For someone on Heisig frame 675, it's a sobering realization: here I am struggling like hell to memorize the tip of the semantic iceberg. Cuz, of course, it's insane to think a single keyword can even begin to encompass the psychoanalytic free-play of laterally associated meanings so many kanji seem to get up to in their free time. But hey, you gotta start somewhere.

I'm not a semiotician or a linguist, so this is probably not a very precise definition, from an academic point of view...but it works for me!

Last edited by AndamanIslander (2008 April 09, 3:55 am)

Reply #49 - 2008 April 09, 4:45 am
AndamanIslander Member
From: The Netherlands Registered: 2008-01-15 Posts: 47

BTW, I think Keshav said the same thing I said, but was briefer and clearer.

Reply #50 - 2008 April 09, 5:34 am
Raichu Member
From: Australia Registered: 2005-10-27 Posts: 249 Website

I'm no expert either, but what you say sounds quite reasonable to me.

Some kanji do have a narrow enough range of associations that you can say they have a specific meaning, like 目 "eye" AFAIK basically means eye, 子 "child" basically means child.

However, even the most basic kanji don't have a single meaning. 日 "day" can also mean sun (and even Japan), 木 "tree" can also mean wood.


With regard to radical+phonetic 漢字 (the majority of them, it would seem), the radical part is the semantic component while the phonetic is (or, in many cases, originally was) indicative of the pronunciation.

However, it seems apparent that the choice of phonetic was not entirely arbitrary.

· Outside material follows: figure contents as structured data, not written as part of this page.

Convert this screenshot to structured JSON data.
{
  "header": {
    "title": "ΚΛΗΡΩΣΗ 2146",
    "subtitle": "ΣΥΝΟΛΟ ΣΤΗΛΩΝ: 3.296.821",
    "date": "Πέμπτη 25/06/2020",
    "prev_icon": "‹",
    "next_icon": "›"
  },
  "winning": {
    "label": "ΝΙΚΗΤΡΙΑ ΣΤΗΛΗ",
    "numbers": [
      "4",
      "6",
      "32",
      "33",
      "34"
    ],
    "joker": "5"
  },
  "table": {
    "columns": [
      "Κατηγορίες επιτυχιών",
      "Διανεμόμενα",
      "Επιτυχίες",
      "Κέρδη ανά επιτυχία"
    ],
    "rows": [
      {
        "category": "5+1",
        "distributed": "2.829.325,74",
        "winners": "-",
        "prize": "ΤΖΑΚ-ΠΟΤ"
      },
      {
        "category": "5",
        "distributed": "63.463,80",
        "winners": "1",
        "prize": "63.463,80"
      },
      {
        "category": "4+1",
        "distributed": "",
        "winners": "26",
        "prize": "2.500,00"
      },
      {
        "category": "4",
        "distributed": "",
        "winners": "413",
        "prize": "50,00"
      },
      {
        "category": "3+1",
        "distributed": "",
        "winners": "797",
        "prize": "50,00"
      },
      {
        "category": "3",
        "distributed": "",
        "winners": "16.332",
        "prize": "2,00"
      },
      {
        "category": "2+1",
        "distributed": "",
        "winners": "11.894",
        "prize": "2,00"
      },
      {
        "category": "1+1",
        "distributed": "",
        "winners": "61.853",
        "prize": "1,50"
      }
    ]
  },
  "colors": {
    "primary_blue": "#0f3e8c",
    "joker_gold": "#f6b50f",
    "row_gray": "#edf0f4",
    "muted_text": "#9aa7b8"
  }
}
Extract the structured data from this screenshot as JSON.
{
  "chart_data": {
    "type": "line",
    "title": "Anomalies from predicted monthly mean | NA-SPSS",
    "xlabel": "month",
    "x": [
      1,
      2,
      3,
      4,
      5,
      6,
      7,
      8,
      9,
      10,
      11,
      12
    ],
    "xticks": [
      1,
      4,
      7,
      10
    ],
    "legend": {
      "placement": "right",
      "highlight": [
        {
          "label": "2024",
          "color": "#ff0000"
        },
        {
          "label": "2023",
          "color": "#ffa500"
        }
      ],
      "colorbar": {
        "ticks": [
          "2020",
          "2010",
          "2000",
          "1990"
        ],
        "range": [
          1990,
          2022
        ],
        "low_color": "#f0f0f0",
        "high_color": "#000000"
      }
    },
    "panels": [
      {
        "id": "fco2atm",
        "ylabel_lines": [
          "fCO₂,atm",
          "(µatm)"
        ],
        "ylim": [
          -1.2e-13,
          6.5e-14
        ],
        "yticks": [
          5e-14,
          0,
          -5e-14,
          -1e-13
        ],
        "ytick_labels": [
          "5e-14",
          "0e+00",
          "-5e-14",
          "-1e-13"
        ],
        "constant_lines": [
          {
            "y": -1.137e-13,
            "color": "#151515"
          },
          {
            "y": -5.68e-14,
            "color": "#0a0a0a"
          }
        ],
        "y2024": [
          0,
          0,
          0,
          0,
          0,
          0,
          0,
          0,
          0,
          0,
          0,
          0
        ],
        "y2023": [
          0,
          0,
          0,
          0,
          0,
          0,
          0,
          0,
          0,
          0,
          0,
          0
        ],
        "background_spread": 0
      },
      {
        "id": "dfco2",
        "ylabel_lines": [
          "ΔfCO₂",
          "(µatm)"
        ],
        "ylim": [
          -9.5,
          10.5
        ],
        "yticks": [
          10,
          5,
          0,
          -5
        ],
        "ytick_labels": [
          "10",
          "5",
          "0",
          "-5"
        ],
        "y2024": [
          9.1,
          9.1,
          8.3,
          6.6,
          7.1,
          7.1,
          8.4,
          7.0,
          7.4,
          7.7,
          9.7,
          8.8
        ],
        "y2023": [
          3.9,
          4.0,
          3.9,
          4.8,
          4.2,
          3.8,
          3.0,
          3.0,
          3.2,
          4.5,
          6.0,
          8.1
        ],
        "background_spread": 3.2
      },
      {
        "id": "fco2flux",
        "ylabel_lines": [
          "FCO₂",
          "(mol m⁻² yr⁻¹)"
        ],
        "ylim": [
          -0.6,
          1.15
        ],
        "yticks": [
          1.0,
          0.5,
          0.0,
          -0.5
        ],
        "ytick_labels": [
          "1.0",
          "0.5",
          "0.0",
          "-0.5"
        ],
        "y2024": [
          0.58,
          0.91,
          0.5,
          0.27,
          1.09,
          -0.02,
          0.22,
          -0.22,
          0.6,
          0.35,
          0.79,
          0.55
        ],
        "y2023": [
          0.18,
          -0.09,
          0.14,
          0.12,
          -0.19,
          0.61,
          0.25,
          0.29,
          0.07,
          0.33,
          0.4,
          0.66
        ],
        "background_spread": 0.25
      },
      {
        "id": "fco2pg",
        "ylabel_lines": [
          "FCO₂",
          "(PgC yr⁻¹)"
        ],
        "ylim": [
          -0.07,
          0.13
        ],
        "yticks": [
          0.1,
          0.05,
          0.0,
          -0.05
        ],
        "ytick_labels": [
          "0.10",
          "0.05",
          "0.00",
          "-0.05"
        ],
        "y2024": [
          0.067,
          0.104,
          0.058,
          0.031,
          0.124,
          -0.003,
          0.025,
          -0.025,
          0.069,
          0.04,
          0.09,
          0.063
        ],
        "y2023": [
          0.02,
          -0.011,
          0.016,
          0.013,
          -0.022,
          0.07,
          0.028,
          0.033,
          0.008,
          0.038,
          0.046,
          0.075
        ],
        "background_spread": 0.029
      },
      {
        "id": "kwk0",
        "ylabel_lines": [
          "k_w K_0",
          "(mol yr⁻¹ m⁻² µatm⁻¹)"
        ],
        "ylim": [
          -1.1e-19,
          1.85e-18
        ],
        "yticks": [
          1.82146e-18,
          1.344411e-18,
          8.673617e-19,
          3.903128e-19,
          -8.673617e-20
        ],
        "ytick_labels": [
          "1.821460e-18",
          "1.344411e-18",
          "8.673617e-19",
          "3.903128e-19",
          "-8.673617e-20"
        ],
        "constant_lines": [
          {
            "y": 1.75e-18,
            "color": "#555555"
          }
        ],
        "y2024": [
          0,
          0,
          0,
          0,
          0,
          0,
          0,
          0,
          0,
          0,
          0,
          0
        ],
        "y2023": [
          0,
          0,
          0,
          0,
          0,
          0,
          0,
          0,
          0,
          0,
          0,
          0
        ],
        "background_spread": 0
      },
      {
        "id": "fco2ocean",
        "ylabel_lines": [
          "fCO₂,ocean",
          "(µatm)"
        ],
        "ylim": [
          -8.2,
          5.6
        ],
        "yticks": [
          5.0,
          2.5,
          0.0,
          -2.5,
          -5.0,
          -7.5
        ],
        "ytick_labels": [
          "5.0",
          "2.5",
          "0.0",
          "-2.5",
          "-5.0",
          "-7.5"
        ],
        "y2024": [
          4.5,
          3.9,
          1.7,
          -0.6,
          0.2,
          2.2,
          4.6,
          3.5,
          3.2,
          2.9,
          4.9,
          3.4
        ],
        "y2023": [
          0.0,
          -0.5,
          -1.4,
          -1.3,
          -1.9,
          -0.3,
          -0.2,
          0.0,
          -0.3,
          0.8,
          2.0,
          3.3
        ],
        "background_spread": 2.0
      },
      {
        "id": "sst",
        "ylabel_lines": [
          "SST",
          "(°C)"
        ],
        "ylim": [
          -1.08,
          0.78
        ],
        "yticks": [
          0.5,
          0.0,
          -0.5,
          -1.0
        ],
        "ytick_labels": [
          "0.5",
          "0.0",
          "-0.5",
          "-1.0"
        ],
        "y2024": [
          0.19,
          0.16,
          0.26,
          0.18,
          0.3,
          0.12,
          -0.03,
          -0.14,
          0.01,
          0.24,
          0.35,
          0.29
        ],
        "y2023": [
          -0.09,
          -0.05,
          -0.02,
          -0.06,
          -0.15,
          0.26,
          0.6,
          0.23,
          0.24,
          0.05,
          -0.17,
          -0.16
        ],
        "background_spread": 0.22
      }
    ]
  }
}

Having worked through RTK1, many phonetics do appear to have some relationship to the meaning of the entire kanji, suggesting that where possible, it was based on a word that sounded similar but also had some semantic relationship that could aid recall.

For example, 枯 "wither" is made of "tree" and "old". The pronunciation /ko/ of 枯 is the same as that of 古, hence its use as phonetic. However, the combination of tree+old does suggest the meaning "wither". 恩 "grace+gratitude" is made of "cause" and "heart". The pronunciation of 恩 /on/ is similar to 因 /in/, but the use of "cause" suggests that the grace shown is the cause of the response of gratitude.


I think we've strayed off topic, but it's been an interesting thread to read.